Tutte Colloquium - Shi Li

Friday, June 9, 2023 3:30 pm - 3:30 pm EDT (GMT -04:00)

Title: Online Unrelated-Machine Load Balancing and Generalized Flow with Recourse

Speaker: Shi Li
Affiliation: University at Buffalo
Location: MC 5501

Abstract: I will present the online algorithms for unrelated-machine load balancing problem with recourse.  First, we shall present a (2+\epsilon)-competitive algorithm for the problem with O_\epsilon(\log n) amortized recourse per job. This is the first O(1)-competitive algorithm for the problem with reasonable recourse, and the competitive ratio nearly matches the long-standing best-known offline approximation guarantee. We shall also present an O(\log\log n/\log\log\log n)-competitive algorithm for the problem with O(1) amortized recourse. The best-known bounds from prior work are O(\log\log n)-competitive algorithms with O(1) amortized recourse due to Gupta et al., for the special case of the restricted assignment model.
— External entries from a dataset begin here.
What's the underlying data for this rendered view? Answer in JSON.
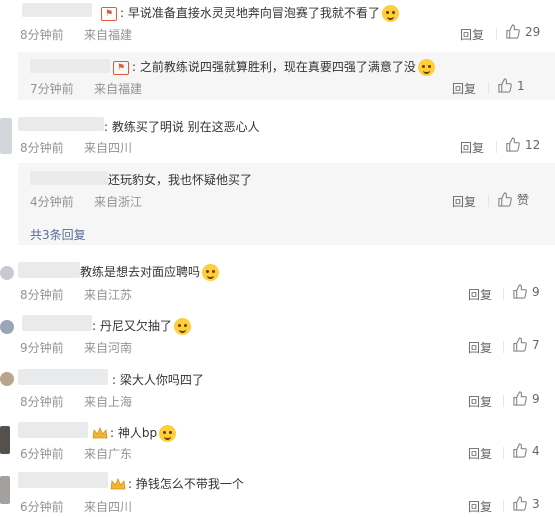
{
  "comments": [
    {
      "text": "早说准备直接水灵灵地奔向冒泡赛了我就不看了",
      "time": "8分钟前",
      "location": "来自福建",
      "reply": "回复",
      "likes": "29",
      "replies": [
        {
          "text": "之前教练说四强就算胜利，现在真要四强了满意了没",
          "time": "7分钟前",
          "location": "来自福建",
          "reply": "回复",
          "likes": "1"
        }
      ]
    },
    {
      "text": "教练买了明说 别在这恶心人",
      "time": "8分钟前",
      "location": "来自四川",
      "reply": "回复",
      "likes": "12",
      "replies": [
        {
          "text": "还玩豹女，我也怀疑他买了",
          "time": "4分钟前",
          "location": "来自浙江",
          "reply": "回复",
          "likes": "赞"
        }
      ],
      "more_replies": "共3条回复"
    },
    {
      "text": "教练是想去对面应聘吗",
      "time": "8分钟前",
      "location": "来自江苏",
      "reply": "回复",
      "likes": "9"
    },
    {
      "text": "丹尼又欠抽了",
      "time": "9分钟前",
      "location": "来自河南",
      "reply": "回复",
      "likes": "7"
    },
    {
      "text": "梁大人你吗四了",
      "time": "8分钟前",
      "location": "来自上海",
      "reply": "回复",
      "likes": "9"
    },
    {
      "text": "神人bp",
      "time": "6分钟前",
      "location": "来自广东",
      "reply": "回复",
      "likes": "4"
    },
    {
      "text": "挣钱怎么不带我一个",
      "time": "6分钟前",
      "location": "来自四川",
      "reply": "回复",
      "likes": "3"
    }
  ],
  "icons": {
    "like": "thumbs-up-icon",
    "badge": "fan-badge-icon",
    "emoji": "emoji-icon",
    "crown": "crown-icon"
  }
}
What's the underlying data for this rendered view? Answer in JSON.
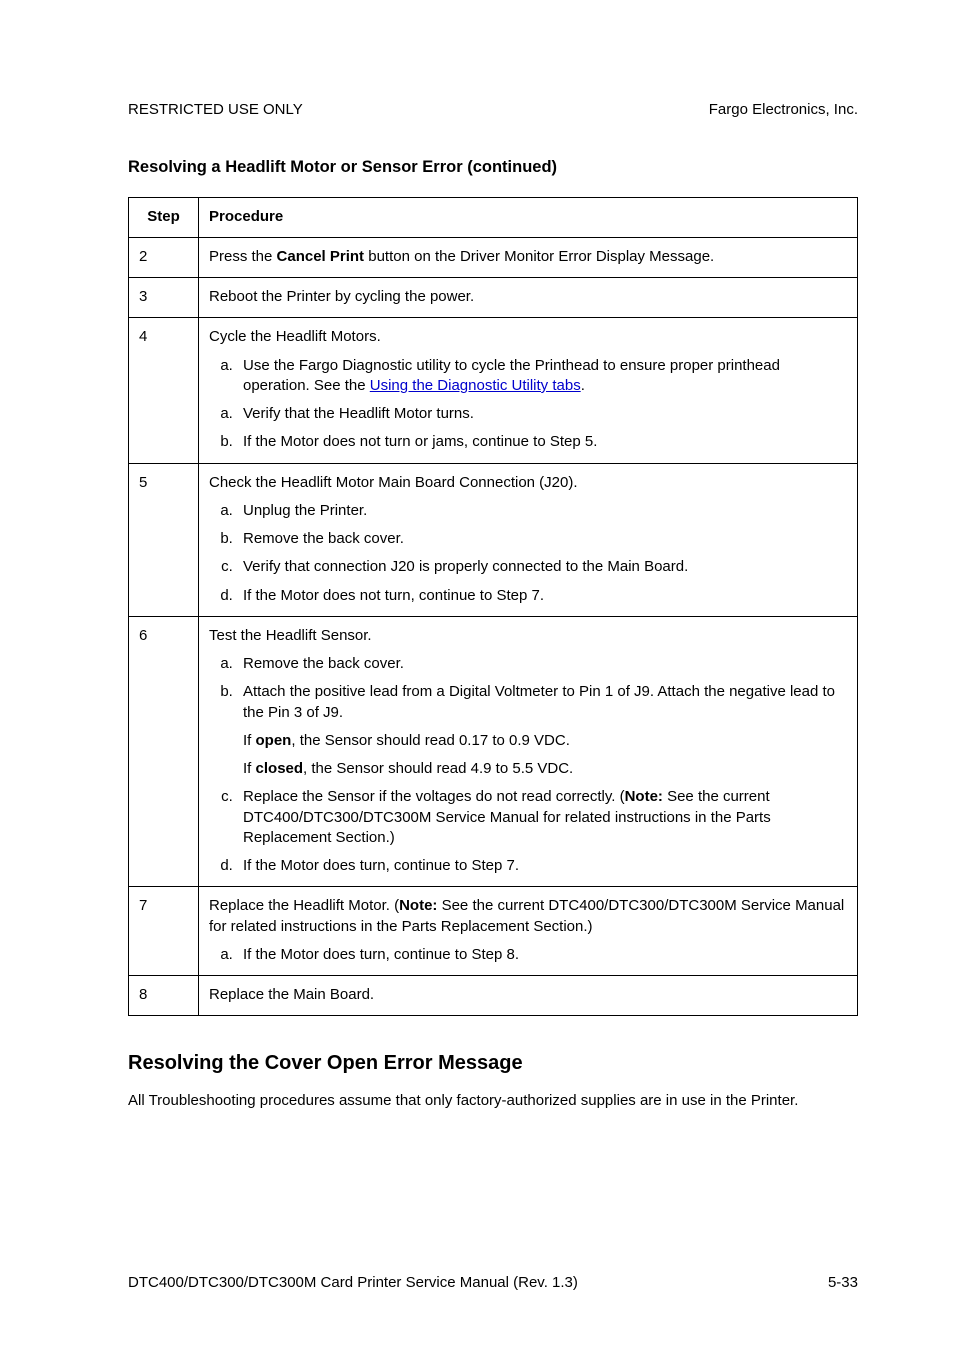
{
  "header": {
    "left": "RESTRICTED USE ONLY",
    "right": "Fargo Electronics, Inc."
  },
  "section_title": "Resolving a Headlift Motor or Sensor Error (continued)",
  "table": {
    "head_step": "Step",
    "head_proc": "Procedure",
    "row2": {
      "step": "2",
      "text_a": "Press the ",
      "bold": "Cancel Print",
      "text_b": " button on the Driver Monitor Error Display Message."
    },
    "row3": {
      "step": "3",
      "text": "Reboot the Printer by cycling the power."
    },
    "row4": {
      "step": "4",
      "intro": "Cycle the Headlift Motors.",
      "a_pre": "Use the Fargo Diagnostic utility to cycle the Printhead to ensure proper printhead operation. See the ",
      "a_link": "Using the Diagnostic Utility tabs",
      "a_post": ".",
      "b": "Verify that the Headlift Motor turns.",
      "c": "If the Motor does not turn or jams, continue to Step 5."
    },
    "row5": {
      "step": "5",
      "intro": "Check the Headlift Motor Main Board Connection (J20).",
      "a": "Unplug the Printer.",
      "b": "Remove the back cover.",
      "c": "Verify that connection J20 is properly connected to the Main Board.",
      "d": "If the Motor does not turn, continue to Step 7."
    },
    "row6": {
      "step": "6",
      "intro": "Test the Headlift Sensor.",
      "a": "Remove the back cover.",
      "b": "Attach the positive lead from a Digital Voltmeter to Pin 1 of J9. Attach the negative lead to the Pin 3 of J9.",
      "nested1_pre": "If ",
      "nested1_bold": "open",
      "nested1_post": ", the Sensor should read 0.17 to 0.9 VDC.",
      "nested2_pre": "If ",
      "nested2_bold": "closed",
      "nested2_post": ", the Sensor should read 4.9 to 5.5 VDC.",
      "c_pre": "Replace the Sensor if the voltages do not read correctly. (",
      "c_bold": "Note:",
      "c_post": "  See the current DTC400/DTC300/DTC300M Service Manual for related instructions in the Parts Replacement Section.)",
      "d": "If the Motor does turn, continue to Step 7."
    },
    "row7": {
      "step": "7",
      "intro_pre": "Replace the Headlift Motor. (",
      "intro_bold": "Note:",
      "intro_post": "  See the current DTC400/DTC300/DTC300M Service Manual for related instructions in the Parts Replacement Section.)",
      "a": "If the Motor does turn, continue to Step 8."
    },
    "row8": {
      "step": "8",
      "text": "Replace the Main Board."
    }
  },
  "h2": "Resolving the Cover Open Error Message",
  "body_para": "All Troubleshooting procedures assume that only factory-authorized supplies are in use in the Printer.",
  "footer": {
    "left": "DTC400/DTC300/DTC300M Card Printer Service Manual (Rev. 1.3)",
    "right": "5-33"
  }
}
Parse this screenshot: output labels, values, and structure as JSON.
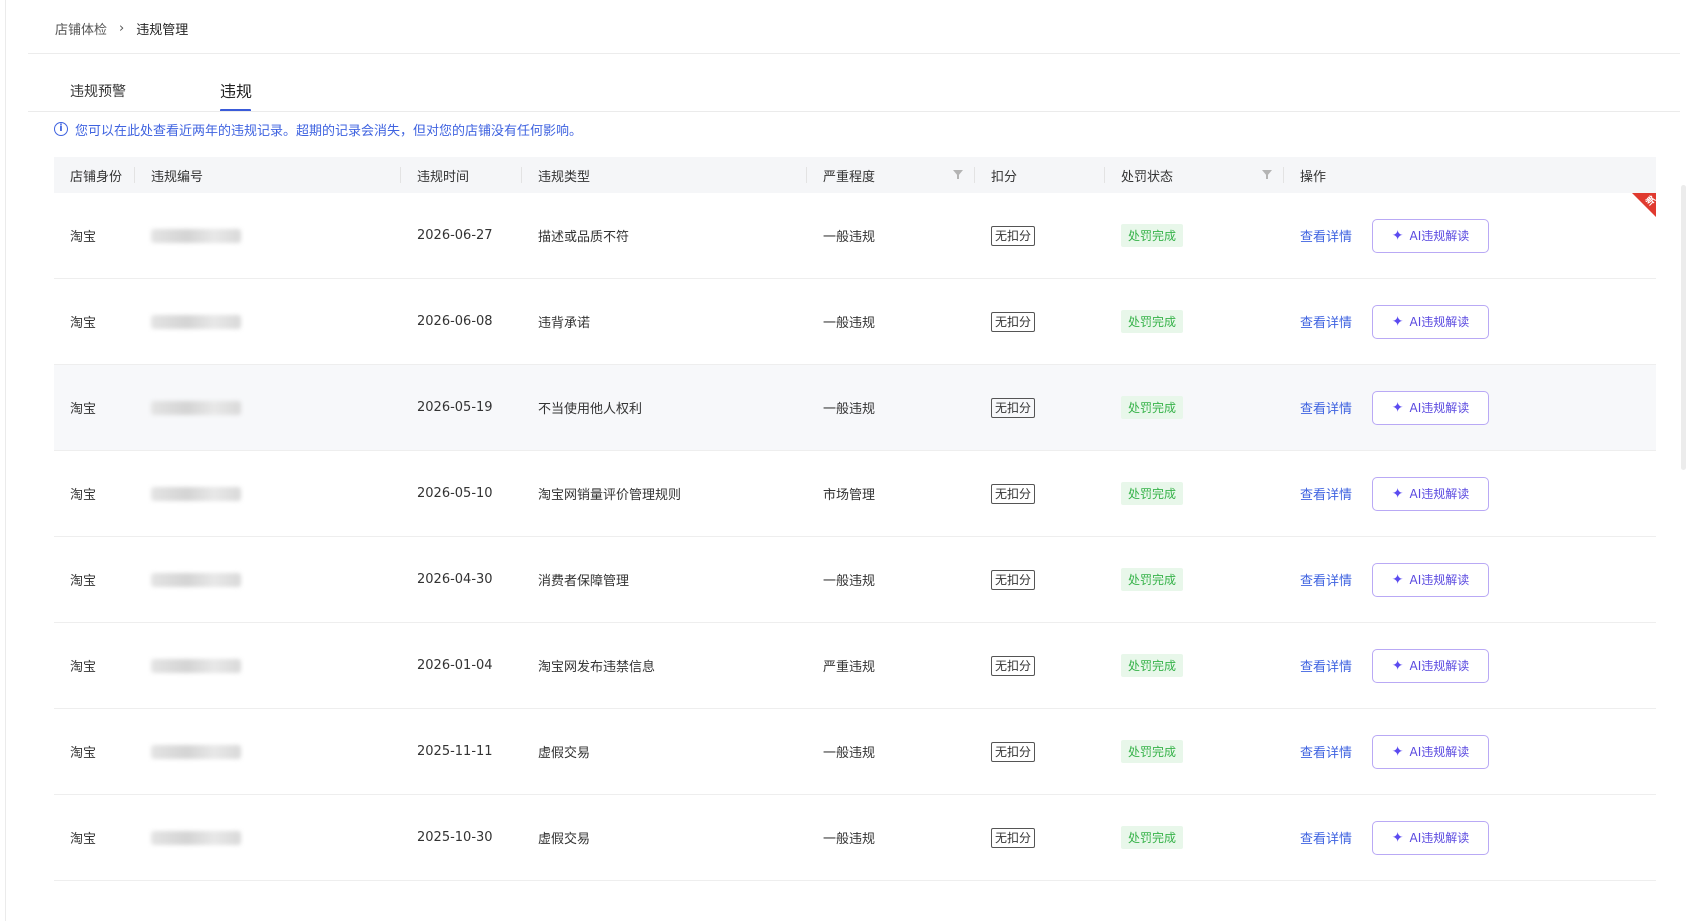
{
  "breadcrumb": {
    "parent": "店铺体检",
    "separator": "›",
    "current": "违规管理"
  },
  "tabs": [
    {
      "label": "违规预警"
    },
    {
      "label": "违规"
    }
  ],
  "notice": {
    "text": "您可以在此处查看近两年的违规记录。超期的记录会消失，但对您的店铺没有任何影响。"
  },
  "table": {
    "headers": {
      "shop_identity": "店铺身份",
      "violation_id": "违规编号",
      "violation_time": "违规时间",
      "violation_type": "违规类型",
      "severity": "严重程度",
      "deduction": "扣分",
      "penalty_status": "处罚状态",
      "actions": "操作"
    },
    "rows": [
      {
        "shop": "淘宝",
        "date": "2026-06-27",
        "type": "描述或品质不符",
        "severity": "一般违规",
        "deduction": "无扣分",
        "status": "处罚完成",
        "detail": "查看详情",
        "ai": "AI违规解读"
      },
      {
        "shop": "淘宝",
        "date": "2026-06-08",
        "type": "违背承诺",
        "severity": "一般违规",
        "deduction": "无扣分",
        "status": "处罚完成",
        "detail": "查看详情",
        "ai": "AI违规解读"
      },
      {
        "shop": "淘宝",
        "date": "2026-05-19",
        "type": "不当使用他人权利",
        "severity": "一般违规",
        "deduction": "无扣分",
        "status": "处罚完成",
        "detail": "查看详情",
        "ai": "AI违规解读"
      },
      {
        "shop": "淘宝",
        "date": "2026-05-10",
        "type": "淘宝网销量评价管理规则",
        "severity": "市场管理",
        "deduction": "无扣分",
        "status": "处罚完成",
        "detail": "查看详情",
        "ai": "AI违规解读"
      },
      {
        "shop": "淘宝",
        "date": "2026-04-30",
        "type": "消费者保障管理",
        "severity": "一般违规",
        "deduction": "无扣分",
        "status": "处罚完成",
        "detail": "查看详情",
        "ai": "AI违规解读"
      },
      {
        "shop": "淘宝",
        "date": "2026-01-04",
        "type": "淘宝网发布违禁信息",
        "severity": "严重违规",
        "deduction": "无扣分",
        "status": "处罚完成",
        "detail": "查看详情",
        "ai": "AI违规解读"
      },
      {
        "shop": "淘宝",
        "date": "2025-11-11",
        "type": "虚假交易",
        "severity": "一般违规",
        "deduction": "无扣分",
        "status": "处罚完成",
        "detail": "查看详情",
        "ai": "AI违规解读"
      },
      {
        "shop": "淘宝",
        "date": "2025-10-30",
        "type": "虚假交易",
        "severity": "一般违规",
        "deduction": "无扣分",
        "status": "处罚完成",
        "detail": "查看详情",
        "ai": "AI违规解读"
      }
    ]
  },
  "badges": {
    "new": "新"
  },
  "colors": {
    "accent": "#3f63e0",
    "status_green": "#37b34a",
    "ai_purple": "#5a49e0",
    "ribbon_red": "#e03a2f"
  },
  "icons": {
    "info": "info-circle-icon",
    "filter": "filter-icon",
    "sparkle": "sparkle-icon",
    "chevron": "chevron-right-icon"
  }
}
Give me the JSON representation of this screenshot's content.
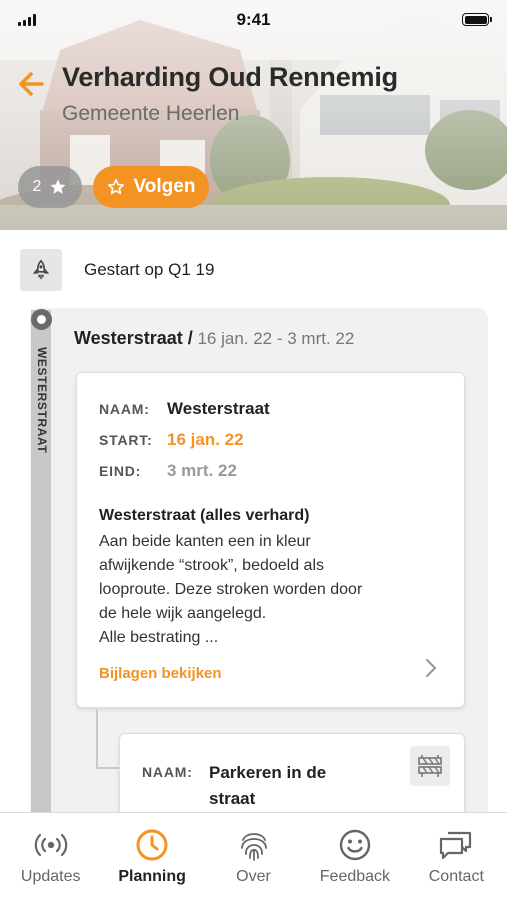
{
  "status_bar": {
    "time": "9:41"
  },
  "header": {
    "title": "Verharding Oud Rennemig",
    "subtitle": "Gemeente Heerlen",
    "star_count": "2",
    "follow_label": "Volgen"
  },
  "started": {
    "label": "Gestart op Q1 19"
  },
  "timeline": {
    "rail_label": "WESTERSTRAAT",
    "section_title": "Westerstraat /",
    "section_dates": " 16 jan. 22 - 3 mrt. 22",
    "card": {
      "name_key": "NAAM:",
      "name_value": "Westerstraat",
      "start_key": "START:",
      "start_value": "16 jan. 22",
      "end_key": "EIND:",
      "end_value": "3 mrt. 22",
      "desc_title": "Westerstraat (alles verhard)",
      "desc_lines": [
        "Aan beide kanten een in kleur",
        "afwijkende “strook”, bedoeld als",
        "looproute. Deze stroken worden door",
        "de hele wijk aangelegd.",
        "Alle bestrating ..."
      ],
      "attachments_link": "Bijlagen bekijken"
    },
    "card2": {
      "name_key": "NAAM:",
      "name_value_lines": [
        "Parkeren in de",
        "straat"
      ]
    }
  },
  "tabbar": {
    "tabs": [
      {
        "label": "Updates",
        "icon": "broadcast-icon"
      },
      {
        "label": "Planning",
        "icon": "clock-icon",
        "active": true
      },
      {
        "label": "Over",
        "icon": "fingerprint-icon"
      },
      {
        "label": "Feedback",
        "icon": "smiley-icon"
      },
      {
        "label": "Contact",
        "icon": "chat-icon"
      }
    ]
  },
  "colors": {
    "accent": "#f39324",
    "muted": "#9a9a9a",
    "rail": "#c8c8c8"
  }
}
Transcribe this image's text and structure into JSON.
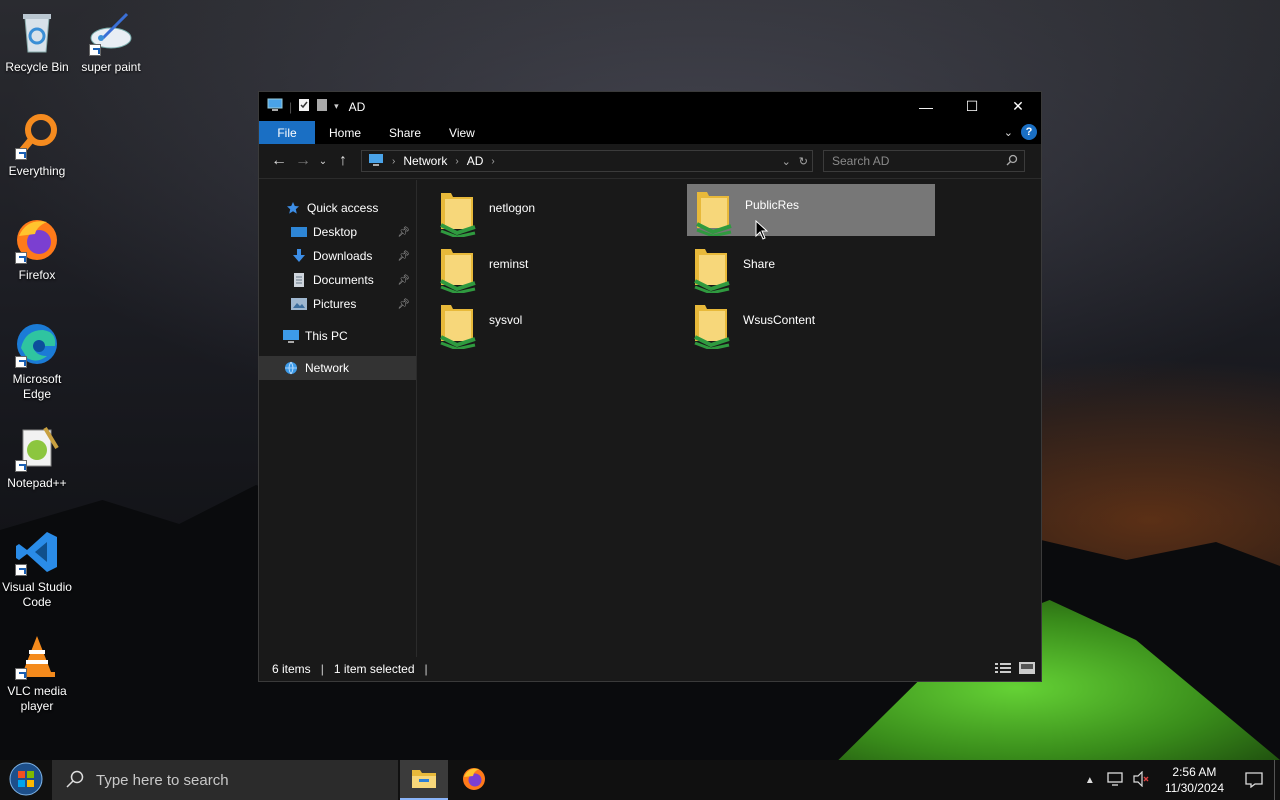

Along the way, we design an algorithm for the online generalized network flow problem (also known as network flow problem with gains) with recourse. In the problem, any edge uv in the network has a gain parameter \gamma_{uv} > 0 and \theta-units of flow sent across uv from u's side becomes \gamma_{uv} \theta units of flow on the v'th side.  In the online problem, there is one sink, and sources come one by one. Upon arrival of a source, we need to send 1 unit flow from the source. A recourse occurs if we change the flow value of an edge. We give an online algorithm for the problem with recourse at most O(1/\epsilon) times the optimum cost for the instance with capacities scaled by \frac{1}{1+\epsilon}.  The (1+\epsilon)-factor improves upon the corresponding (2+\epsilon)-factor of Gupta et al., which only works for the ordinary network flow problem.  As an immediate corollary, we also give an improved algorithm for the online b-matching problem with reassignment costs.

This is based on joint work with Ravishankar Krishnaswamy and Varun Suriyanarayana. The paper will appear in STOC 2023.